Still missing data: means, SD?

To compare the job satisfaction levels of the two groups of teachers, the authors of the study will likely use a hypothesis test. The null hypothesis in this case would be that there is no difference in job satisfaction between the teachers who choose supplementary curriculum and those who are assigned all curricular resources. The alternative hypothesis would be that there is a difference in job satisfaction between the two groups.

To conduct the hypothesis test, the authors will need to calculate a test statistic and compare it to a critical value. The test statistic they will use depends on the type of data they have and the assumptions they make.

In this scenario, it seems like the authors might be comparing means or proportions between two groups. If they are comparing means (e.g., average job satisfaction scores), they might use a t-test. If they are comparing proportions (e.g., the proportion of satisfied teachers), they might use a chi-square test.

However, based on the information provided, it is not clear which test statistic the authors will use.
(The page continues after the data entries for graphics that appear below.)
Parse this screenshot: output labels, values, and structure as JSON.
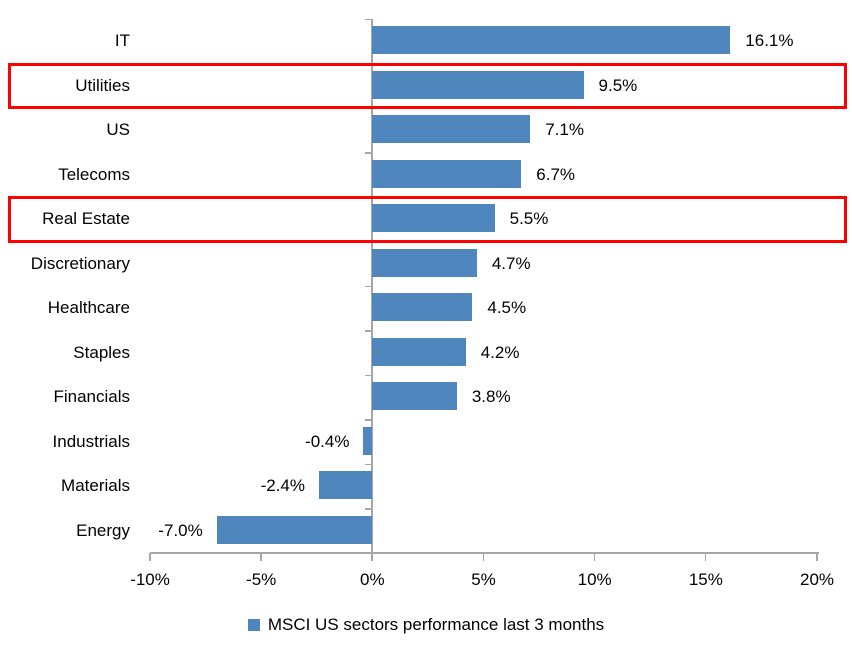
{
  "chart_data": {
    "type": "bar",
    "orientation": "horizontal",
    "categories": [
      "IT",
      "Utilities",
      "US",
      "Telecoms",
      "Real Estate",
      "Discretionary",
      "Healthcare",
      "Staples",
      "Financials",
      "Industrials",
      "Materials",
      "Energy"
    ],
    "values": [
      16.1,
      9.5,
      7.1,
      6.7,
      5.5,
      4.7,
      4.5,
      4.2,
      3.8,
      -0.4,
      -2.4,
      -7.0
    ],
    "value_labels": [
      "16.1%",
      "9.5%",
      "7.1%",
      "6.7%",
      "5.5%",
      "4.7%",
      "4.5%",
      "4.2%",
      "3.8%",
      "-0.4%",
      "-2.4%",
      "-7.0%"
    ],
    "highlighted_categories": [
      "Utilities",
      "Real Estate"
    ],
    "x_axis": {
      "min": -10,
      "max": 20,
      "tick_step": 5,
      "tick_labels": [
        "-10%",
        "-5%",
        "0%",
        "5%",
        "10%",
        "15%",
        "20%"
      ]
    },
    "legend": {
      "label": "MSCI US sectors performance last 3 months",
      "position": "bottom"
    },
    "colors": {
      "bar": "#4E86BD",
      "highlight_box": "#FF0000",
      "axis": "#A6A6A6",
      "text": "#000000",
      "background": "#FFFFFF"
    },
    "grid": false,
    "title": ""
  }
}
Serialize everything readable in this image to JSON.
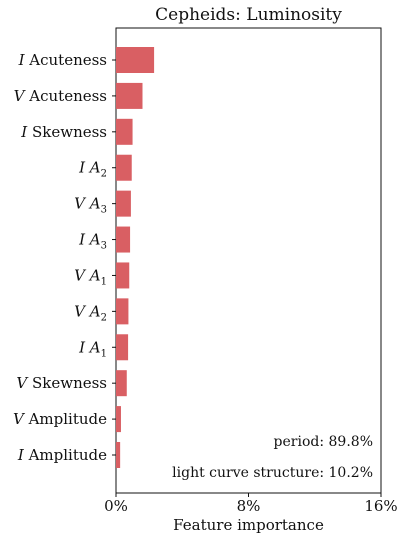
{
  "chart_data": {
    "type": "bar",
    "orientation": "horizontal",
    "title": "Cepheids: Luminosity",
    "xlabel": "Feature importance",
    "ylabel": "",
    "xlim": [
      0,
      16
    ],
    "xticks": [
      {
        "value": 0,
        "label": "0%"
      },
      {
        "value": 8,
        "label": "8%"
      },
      {
        "value": 16,
        "label": "16%"
      }
    ],
    "bar_color": "#d95f63",
    "grid": false,
    "categories": [
      {
        "prefix": "I",
        "base": "Acuteness",
        "sub": ""
      },
      {
        "prefix": "V",
        "base": "Acuteness",
        "sub": ""
      },
      {
        "prefix": "I",
        "base": "Skewness",
        "sub": ""
      },
      {
        "prefix": "I",
        "base": "A",
        "sub": "2"
      },
      {
        "prefix": "V",
        "base": "A",
        "sub": "3"
      },
      {
        "prefix": "I",
        "base": "A",
        "sub": "3"
      },
      {
        "prefix": "V",
        "base": "A",
        "sub": "1"
      },
      {
        "prefix": "V",
        "base": "A",
        "sub": "2"
      },
      {
        "prefix": "I",
        "base": "A",
        "sub": "1"
      },
      {
        "prefix": "V",
        "base": "Skewness",
        "sub": ""
      },
      {
        "prefix": "V",
        "base": "Amplitude",
        "sub": ""
      },
      {
        "prefix": "I",
        "base": "Amplitude",
        "sub": ""
      }
    ],
    "values": [
      2.3,
      1.6,
      1.0,
      0.95,
      0.9,
      0.85,
      0.8,
      0.75,
      0.73,
      0.65,
      0.3,
      0.25
    ],
    "annotations": [
      "period: 89.8%",
      "light curve structure: 10.2%"
    ]
  }
}
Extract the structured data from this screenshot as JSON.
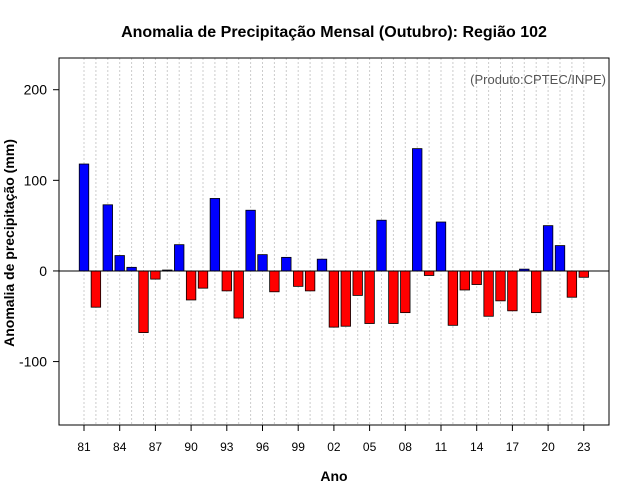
{
  "chart_data": {
    "type": "bar",
    "title": "Anomalia de Precipitação Mensal (Outubro): Região 102",
    "xlabel": "Ano",
    "ylabel": "Anomalia de precipitação (mm)",
    "annotation": "(Produto:CPTEC/INPE)",
    "ylim": [
      -170,
      235
    ],
    "yticks": [
      -100,
      0,
      100,
      200
    ],
    "grid": true,
    "positive_color": "#0000ff",
    "negative_color": "#ff0000",
    "x": [
      "81",
      "82",
      "83",
      "84",
      "85",
      "86",
      "87",
      "88",
      "89",
      "90",
      "91",
      "92",
      "93",
      "94",
      "95",
      "96",
      "97",
      "98",
      "99",
      "00",
      "01",
      "02",
      "03",
      "04",
      "05",
      "06",
      "07",
      "08",
      "09",
      "10",
      "11",
      "12",
      "13",
      "14",
      "15",
      "16",
      "17",
      "18",
      "19",
      "20",
      "21",
      "22",
      "23"
    ],
    "xtick_labels": [
      "81",
      "84",
      "87",
      "90",
      "93",
      "96",
      "99",
      "02",
      "05",
      "08",
      "11",
      "14",
      "17",
      "20",
      "23"
    ],
    "values": [
      118,
      -40,
      73,
      17,
      4,
      -68,
      -9,
      1,
      29,
      -32,
      -19,
      80,
      -22,
      -52,
      67,
      18,
      -23,
      15,
      -17,
      -22,
      13,
      -62,
      -61,
      -27,
      -58,
      56,
      -58,
      -46,
      135,
      -5,
      54,
      -60,
      -21,
      -15,
      -50,
      -33,
      -44,
      2,
      -46,
      50,
      28,
      -29,
      -7
    ]
  }
}
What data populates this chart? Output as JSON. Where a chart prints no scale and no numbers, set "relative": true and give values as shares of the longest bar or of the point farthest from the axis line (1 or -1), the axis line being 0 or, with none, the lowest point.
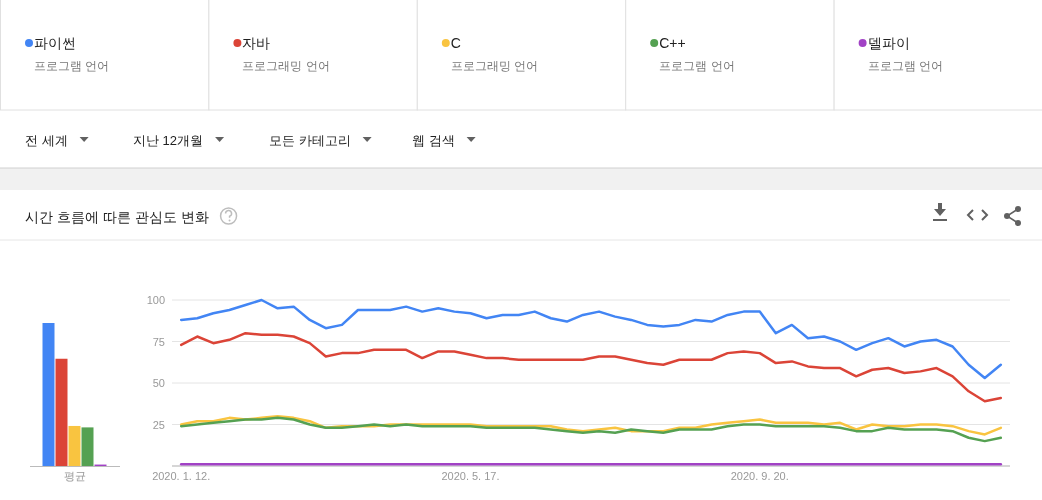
{
  "chart_data": [
    {
      "type": "bar",
      "relative": true,
      "categories": [
        "평균"
      ],
      "series": [
        {
          "color": "#4285f4",
          "values": [
            1
          ]
        },
        {
          "color": "#db4437",
          "values": [
            0.75
          ]
        },
        {
          "color": "#f9c440",
          "values": [
            0.28
          ]
        },
        {
          "color": "#55a152",
          "values": [
            0.27
          ]
        },
        {
          "color": "#a142c5",
          "values": [
            0.01
          ]
        }
      ]
    },
    {
      "type": "line",
      "title": "시간 흐름에 따른 관심도 변화",
      "legend": "top",
      "grid": "y",
      "annotations": [
        "프로그램 언어",
        "프로그래밍 언어",
        "프로그래밍 언어",
        "프로그램 언어",
        "프로그램 언어",
        "전 세계",
        "지난 12개월",
        "모든 카테고리",
        "웹 검색"
      ],
      "x": [
        "2020-01-12",
        "2020-01-19",
        "2020-01-26",
        "2020-02-02",
        "2020-02-09",
        "2020-02-16",
        "2020-02-23",
        "2020-03-01",
        "2020-03-08",
        "2020-03-15",
        "2020-03-22",
        "2020-03-29",
        "2020-04-05",
        "2020-04-12",
        "2020-04-19",
        "2020-04-26",
        "2020-05-03",
        "2020-05-10",
        "2020-05-17",
        "2020-05-24",
        "2020-05-31",
        "2020-06-07",
        "2020-06-14",
        "2020-06-21",
        "2020-06-28",
        "2020-07-05",
        "2020-07-12",
        "2020-07-19",
        "2020-07-26",
        "2020-08-02",
        "2020-08-09",
        "2020-08-16",
        "2020-08-23",
        "2020-08-30",
        "2020-09-06",
        "2020-09-13",
        "2020-09-20",
        "2020-09-27",
        "2020-10-04",
        "2020-10-11",
        "2020-10-18",
        "2020-10-25",
        "2020-11-01",
        "2020-11-08",
        "2020-11-15",
        "2020-11-22",
        "2020-11-29",
        "2020-12-06",
        "2020-12-13",
        "2020-12-20",
        "2020-12-27",
        "2021-01-03"
      ],
      "xlim": [
        "2020-01-08",
        "2021-01-07"
      ],
      "xticks": [
        {
          "value": "2020-01-12",
          "label": "2020. 1. 12."
        },
        {
          "value": "2020-05-17",
          "label": "2020. 5. 17."
        },
        {
          "value": "2020-09-20",
          "label": "2020. 9. 20."
        }
      ],
      "ylim": [
        0,
        100
      ],
      "yticks": [
        {
          "value": 0,
          "label": null
        },
        25,
        50,
        75,
        100
      ],
      "series": [
        {
          "name": "파이썬",
          "color": "#4285f4",
          "values": [
            88,
            89,
            92,
            94,
            97,
            100,
            95,
            96,
            88,
            83,
            85,
            94,
            94,
            94,
            96,
            93,
            95,
            93,
            92,
            89,
            91,
            91,
            93,
            89,
            87,
            91,
            93,
            90,
            88,
            85,
            84,
            85,
            88,
            87,
            91,
            93,
            93,
            80,
            85,
            77,
            78,
            75,
            70,
            74,
            77,
            72,
            75,
            76,
            72,
            61,
            53,
            61
          ]
        },
        {
          "name": "자바",
          "color": "#db4437",
          "values": [
            73,
            78,
            74,
            76,
            80,
            79,
            79,
            78,
            74,
            66,
            68,
            68,
            70,
            70,
            70,
            65,
            69,
            69,
            67,
            65,
            65,
            64,
            64,
            64,
            64,
            64,
            66,
            66,
            64,
            62,
            61,
            64,
            64,
            64,
            68,
            69,
            68,
            62,
            63,
            60,
            59,
            59,
            54,
            58,
            59,
            56,
            57,
            59,
            54,
            45,
            39,
            41
          ]
        },
        {
          "name": "C",
          "color": "#f9c440",
          "values": [
            25,
            27,
            27,
            29,
            28,
            29,
            30,
            29,
            27,
            23,
            24,
            24,
            24,
            25,
            25,
            25,
            25,
            25,
            25,
            24,
            24,
            24,
            24,
            24,
            22,
            21,
            22,
            23,
            21,
            21,
            21,
            23,
            23,
            25,
            26,
            27,
            28,
            26,
            26,
            26,
            25,
            26,
            22,
            25,
            24,
            24,
            25,
            25,
            24,
            21,
            19,
            23
          ]
        },
        {
          "name": "C++",
          "color": "#55a152",
          "values": [
            24,
            25,
            26,
            27,
            28,
            28,
            29,
            28,
            25,
            23,
            23,
            24,
            25,
            24,
            25,
            24,
            24,
            24,
            24,
            23,
            23,
            23,
            23,
            22,
            21,
            20,
            21,
            20,
            22,
            21,
            20,
            22,
            22,
            22,
            24,
            25,
            25,
            24,
            24,
            24,
            24,
            23,
            21,
            21,
            23,
            22,
            22,
            22,
            21,
            17,
            15,
            17
          ]
        },
        {
          "name": "델파이",
          "color": "#a142c5",
          "values": [
            1,
            1,
            1,
            1,
            1,
            1,
            1,
            1,
            1,
            1,
            1,
            1,
            1,
            1,
            1,
            1,
            1,
            1,
            1,
            1,
            1,
            1,
            1,
            1,
            1,
            1,
            1,
            1,
            1,
            1,
            1,
            1,
            1,
            1,
            1,
            1,
            1,
            1,
            1,
            1,
            1,
            1,
            1,
            1,
            1,
            1,
            1,
            1,
            1,
            1,
            1,
            1
          ]
        }
      ]
    }
  ]
}
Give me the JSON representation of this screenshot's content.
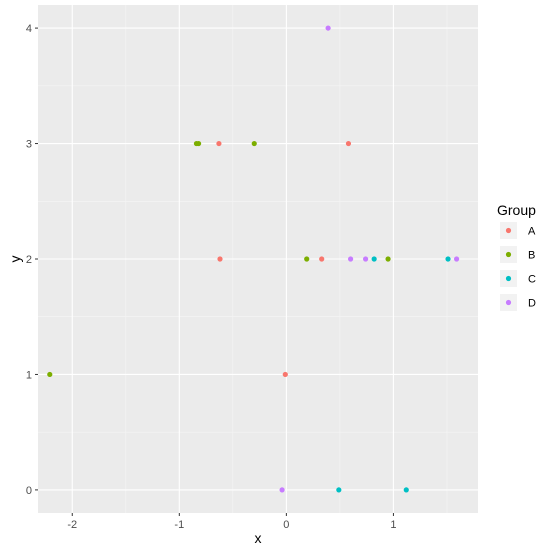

The critical values you provided, which are z-values, suggest that they might be using a normal distribution as an approximation. The specific critical values you mentioned are for an upper-tail test (where the alternative hypothesis is that one group has a higher job satisfaction than the other). The 5% critical value (2.58) indicates that if the test statistic falls above this value, the authors would reject the null hypothesis at a 5% significance level.

Without more information about the data and assumptions, it is difficult to provide a definitive answer. However, based on the critical values you provided, it seems like the authors are conducting an upper-tail test using a z-test or a normal approximation.